We aimed to describe longitudinal patterns of QOL and the interplay between PA and risk of QOL deterioration among BC patients (pts).
We used a French prospective longitudinal clinical study (CANTO, NCT01993498) to identify 2525 stage I-III BC pts treated with adjuvant CT from 2012-14. PA exposure (GPAQ 16) and QOL (EORTC QLQ C30/B23) were reported by pts before CT, and at 3-6 and 12 months after CT. Pts with levels of PA ≥10 MET-hours/week were considered physically active (as per WHO recommendations on PA). Poor QOL was defined by functional scores <60 and symptoms scores ≥40 (Giesinger, 2016). We used multivariate mixed models to assess patterns of QOL and group based trajectory models to identify clusters of pts with poor QOL and associated risk factors, adjusting for PA as time dependent covariate.
Mean age (Standard Deviation, SD) was 52 y (11). 57%, 62% and 63% pts were physically active before CT, 3-6 and 12 months after CT, respectively. QOL scores before CT were higher among physically active vs inactive pts, including (mean [SD]): global health status (GHS) (69 [1.4] vs 65 [1.4]), physical (90 [1.1] vs 87 [1.1]) and emotional function (65 [1.9] vs 62 [1.9]) (all adjusted p<.05). QOL significantly worsened after CT, but scores remained higher among active pts (p<.001). A cluster of 33% pts had high and persistent risk of poor GHS: associated factors included comorbidities vs no (adjusted odds ratio 1.4 [95% Confidence Interval 1.1-1.9]), low income vs high (1.6 [1.2-2.0]), smoking vs no (1.3 [1.1-1.6]), mastectomy vs partial surgery (1.2 [1.1-1.6]). A significant interaction between recommended levels of PA and risk of poor GHS was observed (p<.001). Consistent with GHS, we found clusters of pts with high risk of poor QOL across physical, emotional and multiple other QOL domains, with similar risk factors and significant interactions with recommended levels of PA.
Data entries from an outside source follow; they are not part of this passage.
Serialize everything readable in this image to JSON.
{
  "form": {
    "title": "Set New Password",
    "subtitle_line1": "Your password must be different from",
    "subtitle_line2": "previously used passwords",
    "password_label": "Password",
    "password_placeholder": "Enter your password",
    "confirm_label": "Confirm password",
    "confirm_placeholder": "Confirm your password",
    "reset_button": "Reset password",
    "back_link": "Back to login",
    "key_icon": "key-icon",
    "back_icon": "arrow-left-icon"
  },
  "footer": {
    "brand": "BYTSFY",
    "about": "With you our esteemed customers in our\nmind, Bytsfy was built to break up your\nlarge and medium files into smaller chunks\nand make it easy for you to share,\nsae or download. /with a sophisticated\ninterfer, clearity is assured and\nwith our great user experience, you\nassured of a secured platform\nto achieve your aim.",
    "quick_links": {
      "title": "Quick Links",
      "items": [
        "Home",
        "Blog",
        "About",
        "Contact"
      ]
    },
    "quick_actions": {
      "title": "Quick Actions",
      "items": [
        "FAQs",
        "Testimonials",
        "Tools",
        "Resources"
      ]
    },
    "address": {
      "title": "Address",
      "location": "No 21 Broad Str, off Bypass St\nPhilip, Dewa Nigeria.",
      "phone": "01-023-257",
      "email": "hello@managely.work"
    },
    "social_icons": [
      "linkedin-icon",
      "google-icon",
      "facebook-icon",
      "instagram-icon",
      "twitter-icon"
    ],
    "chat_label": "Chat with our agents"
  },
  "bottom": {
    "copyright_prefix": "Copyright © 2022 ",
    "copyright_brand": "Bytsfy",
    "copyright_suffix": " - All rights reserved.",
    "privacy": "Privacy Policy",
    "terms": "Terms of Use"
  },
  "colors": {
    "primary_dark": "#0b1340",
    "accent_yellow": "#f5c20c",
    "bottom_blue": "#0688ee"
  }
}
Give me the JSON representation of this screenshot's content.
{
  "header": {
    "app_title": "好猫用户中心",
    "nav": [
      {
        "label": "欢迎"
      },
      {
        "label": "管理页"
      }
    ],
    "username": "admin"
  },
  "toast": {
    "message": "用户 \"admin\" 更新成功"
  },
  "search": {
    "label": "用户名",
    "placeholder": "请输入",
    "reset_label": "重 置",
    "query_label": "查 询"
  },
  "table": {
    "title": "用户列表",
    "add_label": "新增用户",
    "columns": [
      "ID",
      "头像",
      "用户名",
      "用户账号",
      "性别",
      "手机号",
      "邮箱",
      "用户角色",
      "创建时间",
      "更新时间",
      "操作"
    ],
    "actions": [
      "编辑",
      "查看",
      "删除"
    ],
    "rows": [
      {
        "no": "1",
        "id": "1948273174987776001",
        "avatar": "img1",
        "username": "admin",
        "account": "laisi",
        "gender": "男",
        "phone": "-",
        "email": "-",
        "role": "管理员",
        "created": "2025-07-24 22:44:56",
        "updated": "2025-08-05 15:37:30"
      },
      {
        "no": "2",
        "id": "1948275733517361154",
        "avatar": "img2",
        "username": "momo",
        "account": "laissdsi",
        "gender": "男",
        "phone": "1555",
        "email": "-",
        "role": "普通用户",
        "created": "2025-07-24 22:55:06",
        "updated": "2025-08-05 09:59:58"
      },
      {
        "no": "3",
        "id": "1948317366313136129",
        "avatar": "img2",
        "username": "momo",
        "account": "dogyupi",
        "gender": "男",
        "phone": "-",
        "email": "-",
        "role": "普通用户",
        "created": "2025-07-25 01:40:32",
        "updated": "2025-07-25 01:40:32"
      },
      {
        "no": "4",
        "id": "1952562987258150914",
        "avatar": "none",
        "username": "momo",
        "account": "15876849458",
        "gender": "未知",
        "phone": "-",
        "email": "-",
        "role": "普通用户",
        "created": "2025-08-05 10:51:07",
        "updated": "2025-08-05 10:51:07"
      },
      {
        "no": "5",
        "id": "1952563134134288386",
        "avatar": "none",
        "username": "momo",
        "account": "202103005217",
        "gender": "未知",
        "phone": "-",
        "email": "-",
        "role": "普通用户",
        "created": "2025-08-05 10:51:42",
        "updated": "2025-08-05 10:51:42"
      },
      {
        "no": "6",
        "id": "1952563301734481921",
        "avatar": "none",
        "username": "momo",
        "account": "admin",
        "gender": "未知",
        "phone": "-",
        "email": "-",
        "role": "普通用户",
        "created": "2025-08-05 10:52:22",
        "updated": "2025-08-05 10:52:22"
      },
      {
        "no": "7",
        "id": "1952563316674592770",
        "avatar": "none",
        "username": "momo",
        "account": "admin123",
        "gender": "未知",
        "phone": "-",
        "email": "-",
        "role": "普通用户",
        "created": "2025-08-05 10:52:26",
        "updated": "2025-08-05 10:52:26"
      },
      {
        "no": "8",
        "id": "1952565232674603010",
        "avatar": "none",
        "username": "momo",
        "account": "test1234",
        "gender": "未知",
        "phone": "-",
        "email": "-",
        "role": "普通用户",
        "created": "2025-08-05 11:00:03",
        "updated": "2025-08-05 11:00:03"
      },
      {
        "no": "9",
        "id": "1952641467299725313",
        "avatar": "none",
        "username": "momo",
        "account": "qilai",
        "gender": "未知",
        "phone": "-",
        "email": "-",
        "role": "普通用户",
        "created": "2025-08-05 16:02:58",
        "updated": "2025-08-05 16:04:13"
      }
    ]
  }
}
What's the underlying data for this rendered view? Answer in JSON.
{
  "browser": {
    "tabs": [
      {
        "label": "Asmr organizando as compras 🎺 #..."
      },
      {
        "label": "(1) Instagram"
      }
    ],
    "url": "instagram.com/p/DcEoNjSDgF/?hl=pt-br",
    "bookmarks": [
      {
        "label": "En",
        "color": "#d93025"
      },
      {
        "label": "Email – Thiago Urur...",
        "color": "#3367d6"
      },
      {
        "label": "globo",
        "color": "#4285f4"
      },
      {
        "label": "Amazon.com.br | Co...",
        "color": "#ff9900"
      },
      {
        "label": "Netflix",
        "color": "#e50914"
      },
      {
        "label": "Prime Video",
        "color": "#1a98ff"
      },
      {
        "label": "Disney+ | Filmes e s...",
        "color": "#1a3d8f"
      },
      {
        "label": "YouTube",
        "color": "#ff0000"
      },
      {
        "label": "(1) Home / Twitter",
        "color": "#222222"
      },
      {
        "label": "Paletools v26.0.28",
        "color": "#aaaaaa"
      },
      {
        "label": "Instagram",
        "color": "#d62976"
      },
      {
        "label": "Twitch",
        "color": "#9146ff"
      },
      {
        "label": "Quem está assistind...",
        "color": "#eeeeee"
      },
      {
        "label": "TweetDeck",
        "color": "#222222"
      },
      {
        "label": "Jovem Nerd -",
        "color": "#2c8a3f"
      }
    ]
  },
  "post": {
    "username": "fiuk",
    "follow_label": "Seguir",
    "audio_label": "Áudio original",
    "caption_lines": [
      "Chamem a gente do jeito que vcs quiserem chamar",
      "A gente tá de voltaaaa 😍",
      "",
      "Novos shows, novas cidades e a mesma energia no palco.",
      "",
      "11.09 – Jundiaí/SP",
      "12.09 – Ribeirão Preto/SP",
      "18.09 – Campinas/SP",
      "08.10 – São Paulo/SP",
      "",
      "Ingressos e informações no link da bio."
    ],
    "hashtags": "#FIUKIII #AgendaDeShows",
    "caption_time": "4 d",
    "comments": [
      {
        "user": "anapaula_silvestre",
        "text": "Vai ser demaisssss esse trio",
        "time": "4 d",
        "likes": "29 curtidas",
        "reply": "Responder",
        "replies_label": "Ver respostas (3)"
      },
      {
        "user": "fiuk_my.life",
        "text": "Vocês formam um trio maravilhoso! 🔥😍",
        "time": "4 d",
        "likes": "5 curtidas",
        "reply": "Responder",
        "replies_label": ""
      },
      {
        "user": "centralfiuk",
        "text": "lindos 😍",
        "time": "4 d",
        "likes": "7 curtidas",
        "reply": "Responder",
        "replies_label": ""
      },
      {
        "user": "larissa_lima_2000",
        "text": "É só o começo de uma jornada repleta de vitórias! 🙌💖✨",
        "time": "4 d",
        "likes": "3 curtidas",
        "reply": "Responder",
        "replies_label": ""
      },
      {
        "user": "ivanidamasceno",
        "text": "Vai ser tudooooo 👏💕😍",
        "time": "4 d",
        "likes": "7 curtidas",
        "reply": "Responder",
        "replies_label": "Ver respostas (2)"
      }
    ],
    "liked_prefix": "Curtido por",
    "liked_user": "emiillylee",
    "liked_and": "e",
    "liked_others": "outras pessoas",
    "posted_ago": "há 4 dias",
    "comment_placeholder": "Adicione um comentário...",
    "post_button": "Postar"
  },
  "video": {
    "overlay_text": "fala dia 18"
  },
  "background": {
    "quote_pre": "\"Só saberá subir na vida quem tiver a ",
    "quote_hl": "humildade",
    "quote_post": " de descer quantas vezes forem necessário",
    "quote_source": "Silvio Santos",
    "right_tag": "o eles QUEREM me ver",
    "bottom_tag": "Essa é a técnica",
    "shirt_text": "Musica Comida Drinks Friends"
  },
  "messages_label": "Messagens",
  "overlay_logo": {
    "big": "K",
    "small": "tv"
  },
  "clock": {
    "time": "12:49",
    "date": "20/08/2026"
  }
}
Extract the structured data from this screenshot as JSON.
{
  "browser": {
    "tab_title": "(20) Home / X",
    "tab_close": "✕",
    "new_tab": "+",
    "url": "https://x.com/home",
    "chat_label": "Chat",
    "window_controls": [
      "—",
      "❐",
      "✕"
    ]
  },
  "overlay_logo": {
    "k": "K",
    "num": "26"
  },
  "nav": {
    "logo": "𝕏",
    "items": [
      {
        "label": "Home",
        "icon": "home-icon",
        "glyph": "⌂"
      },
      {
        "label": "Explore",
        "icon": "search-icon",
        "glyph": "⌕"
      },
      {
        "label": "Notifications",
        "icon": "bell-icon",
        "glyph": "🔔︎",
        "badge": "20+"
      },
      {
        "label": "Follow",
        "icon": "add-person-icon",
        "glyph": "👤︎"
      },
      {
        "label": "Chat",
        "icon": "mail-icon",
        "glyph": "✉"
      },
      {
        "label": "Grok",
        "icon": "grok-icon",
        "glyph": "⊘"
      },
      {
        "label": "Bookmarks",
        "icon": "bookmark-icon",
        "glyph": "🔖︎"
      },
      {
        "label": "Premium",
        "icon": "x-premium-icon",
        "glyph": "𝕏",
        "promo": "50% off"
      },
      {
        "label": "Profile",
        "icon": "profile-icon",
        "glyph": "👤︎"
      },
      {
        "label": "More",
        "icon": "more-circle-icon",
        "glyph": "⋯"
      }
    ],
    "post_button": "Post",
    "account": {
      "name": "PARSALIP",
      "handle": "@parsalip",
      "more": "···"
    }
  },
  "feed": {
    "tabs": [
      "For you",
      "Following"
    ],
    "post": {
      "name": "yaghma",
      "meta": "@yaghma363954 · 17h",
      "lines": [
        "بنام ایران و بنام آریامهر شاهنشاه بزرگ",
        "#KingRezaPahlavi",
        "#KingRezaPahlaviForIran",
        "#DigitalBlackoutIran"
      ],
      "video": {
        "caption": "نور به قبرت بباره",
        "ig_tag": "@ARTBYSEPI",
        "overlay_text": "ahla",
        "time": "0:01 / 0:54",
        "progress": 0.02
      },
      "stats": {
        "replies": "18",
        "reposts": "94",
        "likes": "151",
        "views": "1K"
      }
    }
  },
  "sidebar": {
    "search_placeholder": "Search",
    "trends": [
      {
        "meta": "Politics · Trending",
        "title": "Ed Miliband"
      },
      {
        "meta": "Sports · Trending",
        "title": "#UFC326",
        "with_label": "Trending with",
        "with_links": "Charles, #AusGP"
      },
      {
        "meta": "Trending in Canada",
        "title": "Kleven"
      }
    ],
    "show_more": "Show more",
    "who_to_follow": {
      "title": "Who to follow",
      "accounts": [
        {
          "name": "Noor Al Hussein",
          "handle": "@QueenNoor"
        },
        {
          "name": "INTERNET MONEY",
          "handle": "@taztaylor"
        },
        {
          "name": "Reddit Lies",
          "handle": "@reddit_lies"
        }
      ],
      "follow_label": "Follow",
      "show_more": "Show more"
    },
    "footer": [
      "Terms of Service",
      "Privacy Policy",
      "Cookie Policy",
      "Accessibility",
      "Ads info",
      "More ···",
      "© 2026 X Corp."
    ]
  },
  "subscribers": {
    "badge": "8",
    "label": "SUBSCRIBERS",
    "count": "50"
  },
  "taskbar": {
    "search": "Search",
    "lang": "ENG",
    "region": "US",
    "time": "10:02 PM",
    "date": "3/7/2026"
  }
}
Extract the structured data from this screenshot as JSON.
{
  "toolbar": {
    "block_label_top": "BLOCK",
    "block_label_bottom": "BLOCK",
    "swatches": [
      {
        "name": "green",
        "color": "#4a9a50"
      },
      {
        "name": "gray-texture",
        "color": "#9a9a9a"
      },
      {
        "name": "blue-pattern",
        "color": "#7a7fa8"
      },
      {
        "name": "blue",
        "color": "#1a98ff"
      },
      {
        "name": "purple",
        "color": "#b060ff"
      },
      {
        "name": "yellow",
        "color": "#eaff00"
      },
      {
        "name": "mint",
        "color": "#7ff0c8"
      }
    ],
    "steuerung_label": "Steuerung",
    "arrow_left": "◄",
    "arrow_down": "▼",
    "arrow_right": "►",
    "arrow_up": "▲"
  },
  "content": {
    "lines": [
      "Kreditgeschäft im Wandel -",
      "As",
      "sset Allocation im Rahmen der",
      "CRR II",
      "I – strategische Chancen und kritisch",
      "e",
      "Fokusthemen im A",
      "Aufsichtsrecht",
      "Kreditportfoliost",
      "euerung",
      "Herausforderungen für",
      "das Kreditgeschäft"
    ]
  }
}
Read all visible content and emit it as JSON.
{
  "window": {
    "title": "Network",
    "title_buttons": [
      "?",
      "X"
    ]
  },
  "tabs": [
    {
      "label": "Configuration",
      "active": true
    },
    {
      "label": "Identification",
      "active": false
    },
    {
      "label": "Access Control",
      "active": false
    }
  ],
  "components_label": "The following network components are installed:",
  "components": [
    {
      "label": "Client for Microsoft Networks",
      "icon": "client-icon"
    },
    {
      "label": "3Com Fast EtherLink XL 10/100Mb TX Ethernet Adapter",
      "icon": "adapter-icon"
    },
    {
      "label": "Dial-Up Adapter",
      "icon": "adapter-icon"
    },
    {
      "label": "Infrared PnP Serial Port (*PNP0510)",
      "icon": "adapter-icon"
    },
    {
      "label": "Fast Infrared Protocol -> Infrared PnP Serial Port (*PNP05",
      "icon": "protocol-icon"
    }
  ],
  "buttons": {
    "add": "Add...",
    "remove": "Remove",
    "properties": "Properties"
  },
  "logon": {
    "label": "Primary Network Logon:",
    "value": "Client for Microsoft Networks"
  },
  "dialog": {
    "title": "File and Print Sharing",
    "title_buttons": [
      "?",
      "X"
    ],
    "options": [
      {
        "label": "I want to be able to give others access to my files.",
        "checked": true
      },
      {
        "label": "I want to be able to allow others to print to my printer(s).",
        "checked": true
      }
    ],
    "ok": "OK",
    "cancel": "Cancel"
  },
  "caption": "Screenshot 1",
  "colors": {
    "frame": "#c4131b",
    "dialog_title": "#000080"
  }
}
Among this large cohort of BC survivors, QOL significantly worsened after CT. We were able to group pts following distinct longitudinal patterns of QOL and to identify clinical, socio-economical, and treatment risk factors for poor QOL, including PA behavior. Interventional strategies that also promote PA may help prevent QOL deterioration after CT.